As I walked home from Khromeychuk’s talk, I felt nauseated. In her book, the author writes that it took her a long time to realize that her feelings of nausea were a sign of fear. She was scared of being judged for telling the whole story. For me, the experience is almost like being in a stupor, and I feel overpowered by a cycle of incoherent thoughts and unpleasant memories. Normally I hit an imaginary brick wall and manage to pull myself out. But several hours after the talk, I was able to admit a truth — that, in the years before my sister died, I didn’t have the relationship with her that I would like to tell people about, and that this was my fault. I finished Khromeychuk’s book the next day.

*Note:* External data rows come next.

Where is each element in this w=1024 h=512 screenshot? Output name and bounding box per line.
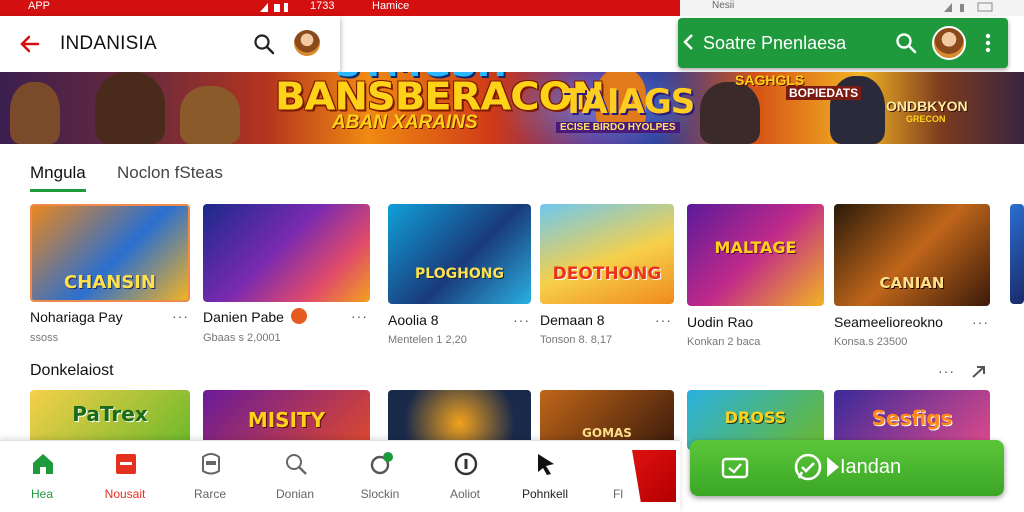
status-name: Hamice — [372, 0, 410, 12]
banner-right-logo: ONDBKYON — [886, 98, 968, 114]
install-label: Iandan — [840, 456, 902, 478]
thumb-logo: DEOTHONG — [552, 264, 662, 284]
section-title: Donkelaiost — [30, 362, 114, 379]
cursor-icon — [538, 454, 554, 475]
gamepad-icon — [721, 457, 749, 479]
banner-subtitle: ABAN XARAINS — [332, 112, 478, 133]
banner-right-logo-sub: GRECON — [906, 114, 946, 124]
nav-label: Slockin — [360, 487, 400, 501]
game-title: Uodin Rao — [687, 314, 754, 330]
more-options-button[interactable]: ··· — [172, 308, 189, 324]
nav-item-home[interactable]: Hea — [2, 441, 82, 512]
status-time: 1733 — [310, 0, 335, 12]
game-subtitle: ssoss — [30, 332, 59, 344]
thumb-logo: MISITY — [247, 408, 326, 432]
banner-mid-subtitle: ECISE BIRDO HYOLPES — [556, 122, 680, 133]
nav-label: Pohnkell — [521, 487, 569, 501]
nav-label: Aoliot — [449, 487, 481, 501]
nav-label: Hea — [30, 487, 53, 501]
install-button[interactable]: Iandan — [690, 440, 1004, 496]
more-options-button[interactable]: ··· — [938, 363, 955, 379]
bottom-navigation: Hea Nousait Rarce Donian Slockin Aoliot … — [0, 440, 680, 512]
shield-icon — [202, 453, 220, 475]
banner-character — [10, 82, 60, 144]
green-bar-title[interactable]: Soatre Pnenlaesa — [703, 33, 846, 54]
game-subtitle: Konsa.s 23500 — [834, 336, 908, 348]
thumb-logo: MALTAGE — [714, 238, 797, 257]
more-options-button[interactable]: ··· — [972, 314, 989, 330]
back-arrow-icon[interactable] — [18, 32, 42, 56]
info-icon — [454, 452, 478, 476]
nav-item-donian[interactable]: Donian — [255, 441, 335, 512]
game-title: Nohariaga Pay — [30, 309, 123, 325]
search-icon — [286, 454, 307, 475]
search-icon[interactable] — [252, 32, 276, 56]
play-icon — [827, 457, 839, 477]
game-thumbnail: CANIAN — [834, 204, 990, 306]
tab-noclon[interactable]: Noclon fSteas — [117, 163, 223, 183]
arrow-icon[interactable] — [970, 364, 988, 380]
banner-character — [180, 86, 240, 144]
banner-right-box: BOPIEDATS — [786, 86, 862, 100]
more-options-button[interactable]: ··· — [513, 312, 530, 328]
avatar[interactable] — [932, 26, 966, 60]
game-thumbnail — [1010, 204, 1024, 304]
game-title: Danien Pabe — [203, 309, 284, 325]
apps-icon — [116, 454, 136, 474]
thumb-logo: CANIAN — [879, 274, 945, 292]
more-options-button[interactable]: ··· — [655, 312, 672, 328]
signal-icon — [260, 3, 288, 12]
nav-item-slockin[interactable]: Slockin — [340, 441, 420, 512]
game-subtitle: Gbaas s 2,0001 — [203, 332, 281, 344]
game-title: Seameelioreokno — [834, 314, 943, 330]
badge-icon — [291, 308, 307, 324]
thumb-logo: Sesfigs — [871, 406, 953, 430]
status-app-label: APP — [28, 0, 51, 12]
search-query[interactable]: INDANISIA — [60, 33, 157, 55]
nav-label: Donian — [275, 487, 315, 501]
nav-label: Fl — [613, 487, 623, 501]
more-options-button[interactable]: ··· — [351, 308, 368, 324]
game-thumbnail — [203, 204, 370, 302]
thumb-logo: CHANSIN — [64, 272, 156, 293]
status-icons — [944, 2, 993, 12]
nav-item-aoliot[interactable]: Aoliot — [425, 441, 505, 512]
game-thumbnail: CHANSIN — [30, 204, 190, 302]
nav-label: Rarce — [193, 487, 226, 501]
search-bar: INDANISIA — [0, 16, 340, 72]
game-title: Aoolia 8 — [388, 312, 439, 328]
thumb-logo: DROSS — [724, 408, 787, 427]
notification-icon — [370, 452, 393, 475]
right-status-bar: Nesii — [680, 0, 1024, 16]
nav-item-rarce[interactable]: Rarce — [170, 441, 250, 512]
game-thumbnail: PLOGHONG — [388, 204, 531, 304]
nav-item-nousait[interactable]: Nousait — [85, 441, 165, 512]
game-title: Demaan 8 — [540, 312, 605, 328]
game-subtitle: Konkan 2 baca — [687, 336, 761, 348]
green-search-bar: Soatre Pnenlaesa — [678, 18, 1008, 68]
featured-banner[interactable]: STMGSH BANSBERACON ABAN XARAINS TAIAGS E… — [0, 72, 1024, 144]
game-subtitle: Mentelen 1 2,20 — [388, 334, 467, 346]
chat-icon — [794, 453, 822, 481]
banner-character — [700, 82, 760, 144]
search-icon[interactable] — [894, 31, 918, 55]
status-bar: APP 1733 Hamice — [0, 0, 680, 16]
thumb-logo: PaTrex — [72, 402, 148, 426]
thumb-logo: PLOGHONG — [415, 266, 504, 282]
game-subtitle: Tonson 8. 8,17 — [540, 334, 613, 346]
tab-mngula[interactable]: Mngula — [30, 163, 86, 192]
banner-character — [95, 72, 165, 144]
app-screen: APP 1733 Hamice INDANISIA Nesii Soatre P… — [0, 0, 1024, 512]
avatar[interactable] — [294, 30, 320, 56]
right-status-text: Nesii — [712, 0, 735, 11]
home-icon — [33, 454, 53, 474]
game-thumbnail: DEOTHONG — [540, 204, 674, 304]
banner-mid-title: TAIAGS — [562, 82, 695, 122]
nav-label: Nousait — [104, 487, 146, 501]
game-thumbnail: MALTAGE — [687, 204, 824, 306]
nav-item-pohnkell[interactable]: Pohnkell — [505, 441, 585, 512]
thumb-logo: GOMAS — [582, 426, 632, 440]
more-vert-icon[interactable] — [978, 31, 998, 55]
chevron-left-icon[interactable] — [682, 32, 696, 52]
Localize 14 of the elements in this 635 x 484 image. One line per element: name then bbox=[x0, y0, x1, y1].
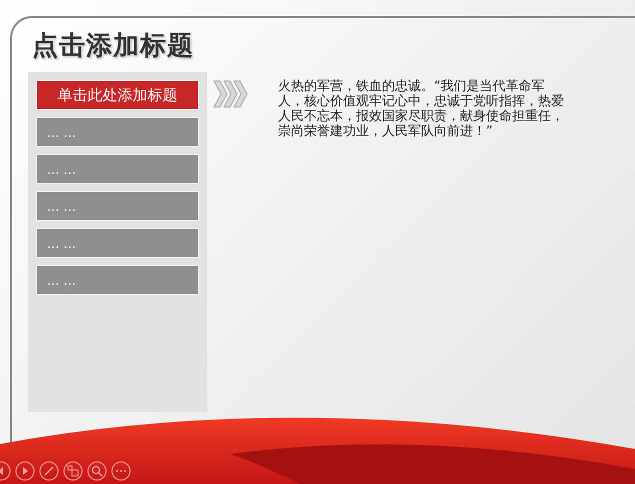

Khromeychuk told the audience that she wrote the book because, unlike other families who have suffered losses during Ukraine’s war, she can use her fluency in English to convey to a wider audience how war affects an entire society. She finished her talk by saying that writing the book had given her a form of closure: she had nothing further to say on the topic and had no plans to stage her play again.
I will never be prepared to open the place in my mind that Khromeychuk has, and I cannot see the noble cause that I would be aiding. But A Loss helped me to see that imperfect family relationships are universal and that there is nothing to be ashamed of. There were many great moments: my sister made me laugh like no one else does. I like to think that, if she had lived, I would have matured and made things up to her. Unfortunately, regret seems to grow, not dissipate, with time, so I will have to find another way.
In A Loss, Khromeychuk shows that the experience of grief transcends individual circumstance and in fact, unites us. In doing so, she connects readers to the collective grief that most Ukrainians are unconsciously carrying. I hope that, when the book is published in Ukraine, it will help people there to work through the pain and trauma of the last seven years.